Canola oil comes from heating and crushing canola, and then extracted and refined with a chemical process. Canola was developed by plant breeding from rapeseed. Before you think the question we’re all thinking, rapeseed and rape come from two different Latin words: rapere “seize, carry off by force, abduct” and Latin rapa, rapum “turnip” (influenced by many other Old languages). Canola was bred from rapeseed at the University of Manitoba in Canada in the early 1970s. In the 1970s, the Rapeseed Association of Canada chose the name “canola” to represent “Can” for Canada, and “ola” for oil. Today, it is one of the most common oils in the industrialized world.
Ham is pork that has been preserved through salting, smoking, or wet curing. (Curing can be used to call any food preservation and flavoring processes by the addition of combinations of salt, nitrates, nitrites, or sugar, with the aim of drawing moisture out of the food by the process of osmosis.) It originally meant just the hind leg of the pig. Cato the Elder, a Roman historian and senator, referred to ham as early as 160 B.C.E. The term “ham” is now protected in many countries, including the United States. From the Code of Federal Regulations: “the word ‘ham’, without any prefix indicating the species of animal from which derived, shall be used in labeling only in connection with the hind legs of swine.” Unfortunately, ham and other processed meats have been connected to cancer.

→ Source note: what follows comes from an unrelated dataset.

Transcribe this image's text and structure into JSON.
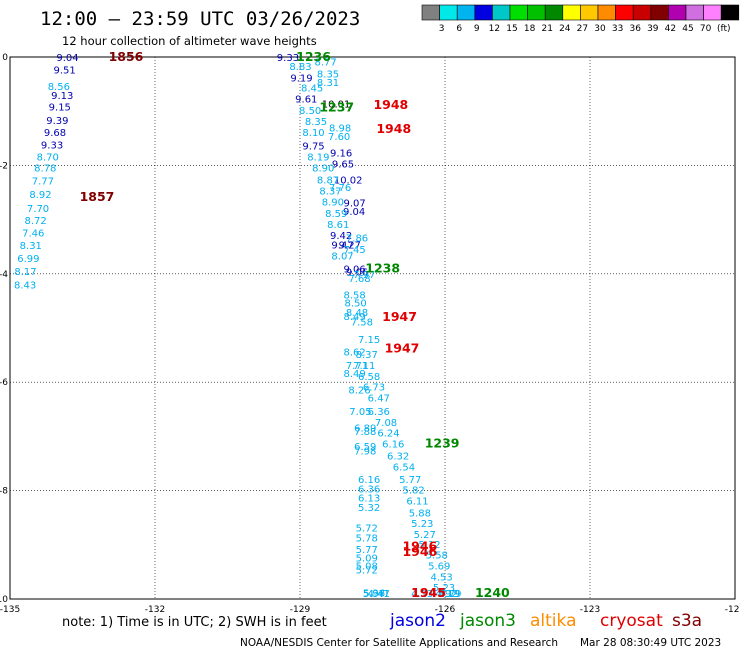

The domesticated pig itself is theorized to have been tamed from wild boars in the Tigris Basin as early as 13000 B.C.E. The first domesticated pigs in Europe were brought from this region. Pigs were brought to southeast North America in the 15th century by Hernando de Soto and other European explorers.

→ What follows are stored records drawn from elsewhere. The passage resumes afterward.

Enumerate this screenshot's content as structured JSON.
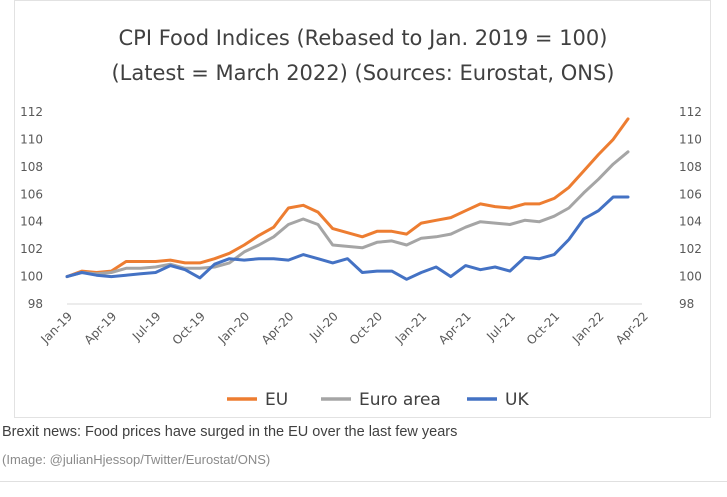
{
  "chart_data": {
    "type": "line",
    "title": "CPI Food Indices (Rebased to Jan. 2019 = 100)",
    "subtitle": "(Latest = March 2022) (Sources: Eurostat, ONS)",
    "xlabel": "",
    "ylabel": "",
    "ylim": [
      98,
      112
    ],
    "yticks": [
      "98",
      "100",
      "102",
      "104",
      "106",
      "108",
      "110",
      "112"
    ],
    "xtick_labels": [
      "Jan-19",
      "Apr-19",
      "Jul-19",
      "Oct-19",
      "Jan-20",
      "Apr-20",
      "Jul-20",
      "Oct-20",
      "Jan-21",
      "Apr-21",
      "Jul-21",
      "Oct-21",
      "Jan-22",
      "Apr-22"
    ],
    "x": [
      "Jan-19",
      "Feb-19",
      "Mar-19",
      "Apr-19",
      "May-19",
      "Jun-19",
      "Jul-19",
      "Aug-19",
      "Sep-19",
      "Oct-19",
      "Nov-19",
      "Dec-19",
      "Jan-20",
      "Feb-20",
      "Mar-20",
      "Apr-20",
      "May-20",
      "Jun-20",
      "Jul-20",
      "Aug-20",
      "Sep-20",
      "Oct-20",
      "Nov-20",
      "Dec-20",
      "Jan-21",
      "Feb-21",
      "Mar-21",
      "Apr-21",
      "May-21",
      "Jun-21",
      "Jul-21",
      "Aug-21",
      "Sep-21",
      "Oct-21",
      "Nov-21",
      "Dec-21",
      "Jan-22",
      "Feb-22",
      "Mar-22"
    ],
    "grid": false,
    "legend_position": "bottom",
    "series": [
      {
        "name": "EU",
        "color": "#ed7d31",
        "values": [
          100,
          100.4,
          100.3,
          100.4,
          101.1,
          101.1,
          101.1,
          101.2,
          101.0,
          101.0,
          101.3,
          101.7,
          102.3,
          103.0,
          103.6,
          105.0,
          105.2,
          104.7,
          103.5,
          103.2,
          102.9,
          103.3,
          103.3,
          103.1,
          103.9,
          104.1,
          104.3,
          104.8,
          105.3,
          105.1,
          105.0,
          105.3,
          105.3,
          105.7,
          106.5,
          107.7,
          108.9,
          110.0,
          111.5
        ]
      },
      {
        "name": "Euro area",
        "color": "#a5a5a5",
        "values": [
          100,
          100.3,
          100.2,
          100.3,
          100.6,
          100.6,
          100.7,
          100.9,
          100.6,
          100.6,
          100.7,
          101.0,
          101.8,
          102.3,
          102.9,
          103.8,
          104.2,
          103.8,
          102.3,
          102.2,
          102.1,
          102.5,
          102.6,
          102.3,
          102.8,
          102.9,
          103.1,
          103.6,
          104.0,
          103.9,
          103.8,
          104.1,
          104.0,
          104.4,
          105.0,
          106.1,
          107.1,
          108.2,
          109.1
        ]
      },
      {
        "name": "UK",
        "color": "#4472c4",
        "values": [
          100,
          100.3,
          100.1,
          100.0,
          100.1,
          100.2,
          100.3,
          100.8,
          100.5,
          99.9,
          100.9,
          101.3,
          101.2,
          101.3,
          101.3,
          101.2,
          101.6,
          101.3,
          101.0,
          101.3,
          100.3,
          100.4,
          100.4,
          99.8,
          100.3,
          100.7,
          100.0,
          100.8,
          100.5,
          100.7,
          100.4,
          101.4,
          101.3,
          101.6,
          102.7,
          104.2,
          104.8,
          105.8,
          105.8
        ]
      }
    ]
  },
  "caption": {
    "text": "Brexit news: Food prices have surged in the EU over the last few years",
    "credit": "(Image: @julianHjessop/Twitter/Eurostat/ONS)"
  }
}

The bell pepper is native to Mexico, Central and South America. Pepper seeds were exported to Spain in the late 15th century and soon spread to much of Eurasia. Botanically speaking, bell peppers are actually fruit.

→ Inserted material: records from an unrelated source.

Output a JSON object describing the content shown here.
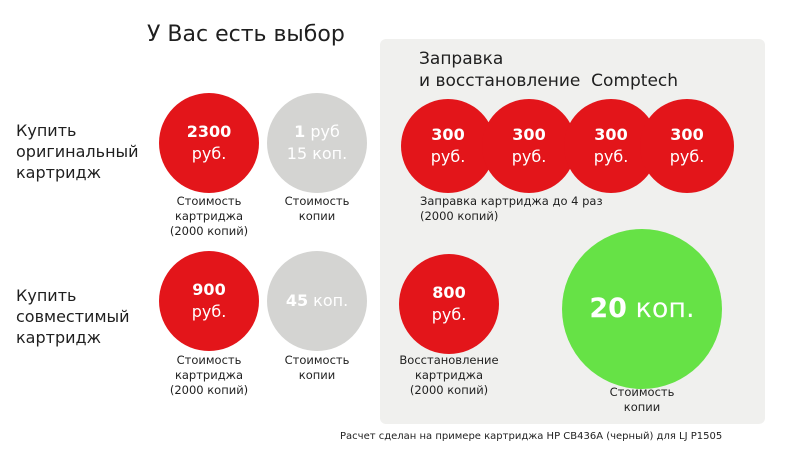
{
  "title": "У Вас есть выбор",
  "panel": {
    "title_line1": "Заправка",
    "title_line2": "и восстановление  Comptech"
  },
  "rows": {
    "original": {
      "label": [
        "Купить",
        "оригинальный",
        "картридж"
      ],
      "cartridge": {
        "amount": "2300",
        "unit": "руб.",
        "caption": [
          "Стоимость",
          "картриджа",
          "(2000 копий)"
        ]
      },
      "copy": {
        "amount": "1",
        "unit": "руб",
        "line2": "15 коп.",
        "caption": [
          "Стоимость",
          "копии"
        ]
      }
    },
    "compatible": {
      "label": [
        "Купить",
        "совместимый",
        "картридж"
      ],
      "cartridge": {
        "amount": "900",
        "unit": "руб.",
        "caption": [
          "Стоимость",
          "картриджа",
          "(2000 копий)"
        ]
      },
      "copy": {
        "amount": "45",
        "unit": "коп.",
        "caption": [
          "Стоимость",
          "копии"
        ]
      }
    }
  },
  "refill": {
    "circles": [
      {
        "amount": "300",
        "unit": "руб."
      },
      {
        "amount": "300",
        "unit": "руб."
      },
      {
        "amount": "300",
        "unit": "руб."
      },
      {
        "amount": "300",
        "unit": "руб."
      }
    ],
    "caption": [
      "Заправка картриджа до 4 раз",
      "(2000 копий)"
    ]
  },
  "restore": {
    "amount": "800",
    "unit": "руб.",
    "caption": [
      "Восстановление",
      "картриджа",
      "(2000 копий)"
    ]
  },
  "result": {
    "amount": "20",
    "unit": "коп.",
    "caption": [
      "Стоимость",
      "копии"
    ]
  },
  "footnote": "Расчет сделан на примере картриджа HP CB436A (черный) для LJ P1505",
  "colors": {
    "red": "#e3151a",
    "gray": "#d4d4d2",
    "green": "#66e246",
    "panel": "#f0f0ee"
  }
}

Because of little archaeological evidence, there is no conclusive opinion about where onions originated. Many experts believe that they originated in central Asia, but others suggest that onions were first grown in the Middle East. Our ancestors probably discovered and started eating wild onions long before the agricultural revolution. Its cultivation soon became so widespread and rapid that it became very difficult to discern its place of origin. There is evidence of its use from ancient Egypt, India and China. Wild onion already grew in North America even before European contact. Such onions were used by Native Americans for food, medicine, dyes and even toys.
The word mushroom comes from Old French mousseron, in turn derived from Late Latin mussirio. Button mushrooms, which have many other names (its scientific name is Agaricus bisporus) make up more than 40% of mushrooms grown worldwide. Legend has it that a farmer near Paris in the 1600s discovered mushrooms growing on his fertilizer. He decided to cultivate it commercially and to introduce it in exclusive Parisian restaurants. It was at that time that the mushroom came to be associated with French haute cuisine. Later on, the French gardener, Chambry, discovered that caves had just the right environment for cultivating mushrooms. Soon after, large-scale mushroom cultivation developed in the caves around Paris. From there, it spread to England, the rest of Europe, China and then the United States. Eventually, productivity and development in cultivation transformed the mushroom from a delicacy to a common ingredient.
Thanks for reading, have an egg-cellent day.